When looking into personal injury claims, it is usually advisable to focus on seeking damages for serious injuries. Minor injuries often are not expensive enough to justify going to court and the expenses related to that process.
However, the challenge is deciding what constitutes a serious injury. In your case, you will usually look at how much the injury cost you. However, when it comes to others who use accident injury data, there needs to be a standard. The Federal Highway Administration developed a uniform definition that helps with categorizing injuries for data-gathering purposes.
The FHA definition is an injury that is non-fatal but causes a severe medical situation. The FHA requires the injury potentially involves unconsciousness, crushed body parts or paralysis. It also lists second or third-degree burns and broken or distorted arm or leg as a potential qualification. Finally, the FHA also considers a laceration that exposes underlying tissue or causes significant blood loss or injuries to the abdomen, skull or chest as situations of a severe injury.
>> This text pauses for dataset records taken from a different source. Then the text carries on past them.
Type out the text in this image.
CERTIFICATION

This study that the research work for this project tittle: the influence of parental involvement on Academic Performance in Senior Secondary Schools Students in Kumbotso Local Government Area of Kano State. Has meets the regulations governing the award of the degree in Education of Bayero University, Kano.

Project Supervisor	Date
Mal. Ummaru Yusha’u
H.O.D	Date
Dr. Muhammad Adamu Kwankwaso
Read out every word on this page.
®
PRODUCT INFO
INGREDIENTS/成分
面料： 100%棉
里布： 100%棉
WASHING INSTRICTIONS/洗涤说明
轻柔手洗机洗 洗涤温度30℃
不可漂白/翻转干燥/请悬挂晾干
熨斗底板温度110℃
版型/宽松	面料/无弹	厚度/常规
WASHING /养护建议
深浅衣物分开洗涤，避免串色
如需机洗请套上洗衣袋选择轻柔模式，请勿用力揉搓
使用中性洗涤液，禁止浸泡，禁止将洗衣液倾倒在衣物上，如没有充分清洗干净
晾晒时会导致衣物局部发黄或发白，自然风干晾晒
Having one or more of these types of injuries would qualify it as a serious injury under the definition from the FHA.
The uniform definition from the FHA is useful when agencies want to gather information. Many agencies at the state and federal levels keep data on auto accidents, including following the number of fatalities and serious injuries. By having this definition, it enables all the different agencies in every state and at the federal level to keep consistent data. It also helps ensure more accurate data. Having high-level data benefits everyone because authorities use this data to help develop programs, guide law enforcement and instill laws that help to reduce auto accidents.